Alibaba-NLP / ACE

[ACL-IJCNLP 2021] Automated Concatenation of Embeddings for Structured Prediction
Other
298 stars 44 forks source link

Different Label Space #27

Closed AtharvanDogra closed 2 years ago

AtharvanDogra commented 2 years ago

What should I do if the data I'm using has a different label space than the data used

PER : Person
LOC : Location
GRP : Group
CORP : Corporation
PROD : Product
CW: Creative Work
wangxinyu0922 commented 2 years ago

Hi, if you want to train on a new dataset, you may follow this instruction and named_entity_recognition.md.

AtharvanDogra commented 2 years ago

@wangxinyu0922 I do understand this part. I just want to l know as this code has been made according to data of CONLL 2003, it had different tags (like MISC). There are some different tags in the dataset I want to use. Will I have to make some changes in the kind of tags it can read?

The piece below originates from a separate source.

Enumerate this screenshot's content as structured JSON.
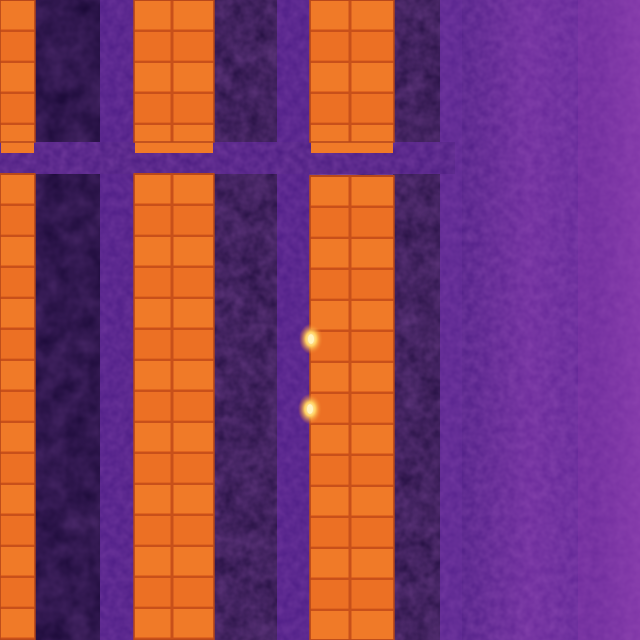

wangxinyu0922 commented 2 years ago

The label space is decided by tag_dictionary. When the path to the tag_dictionary is not exist, the code will read the dataset and create a new tag_dictionary in the path. For example at resources/taggers/your_ner_tags.pkl. Note that if the path to tag_dictionary exists, the code will follow the tags in that tag_dictionary, so please be careful about that. Therefore, you can simply specify path to your dataset and the new tag_dictionary path.

targets: ner
ner:
  Corpus: ColumnCorpus-1
  ColumnCorpus-1: 
    data_folder: datasets/conll_03_new
    column_format:
      0: text
      1: pos
      2: chunk
      3: ner
    tag_to_bioes: ner
  tag_dictionary: resources/taggers/your_ner_tags.pkl
AtharvanDogra commented 2 years ago

@wangxinyu0922 OK i'll give it a try once I am able to reproduce the results from your dataset only, then I'll let you know if it worked

AtharvanDogra commented 2 years ago
the _ _ O
main _ _ O
contractor _ _ O
was _ _ O
ssangyong _ _ B-CORP
engineering _ _ I-CORP
and _ _ I-CORP
construction _ _ I-CORP
. _ _ O

I have a dataset with tokens and tags like this, how should I proceed with using it in this model? Training and predicting.

(P.S. I am still not able to run the test script on the model provided with you, but i've been able to train a new model on your dataset)

wangxinyu0922 commented 2 years ago
the _ _ O
main _ _ O
contractor _ _ O
was _ _ O
ssangyong _ _ B-CORP
engineering _ _ I-CORP
and _ _ I-CORP
construction _ _ I-CORP
. _ _ O

I have a dataset with tokens and tags like this, how should I proceed with using it in this model? Training and predicting.

(P.S. I am still not able to run the test script on the model provided with you, but i've been able to train a new model on your dataset)

To train and test on a new dataset like this, just follow the dataset settings above. Specify your data_folder in the config and use a new tag_dictionary path.

For the testing, if you have successfully trained a model on your own dataset, the testing should be successful as well. You may provide some screenshots of the problem so that I can help you further (is it the problem in another issue?).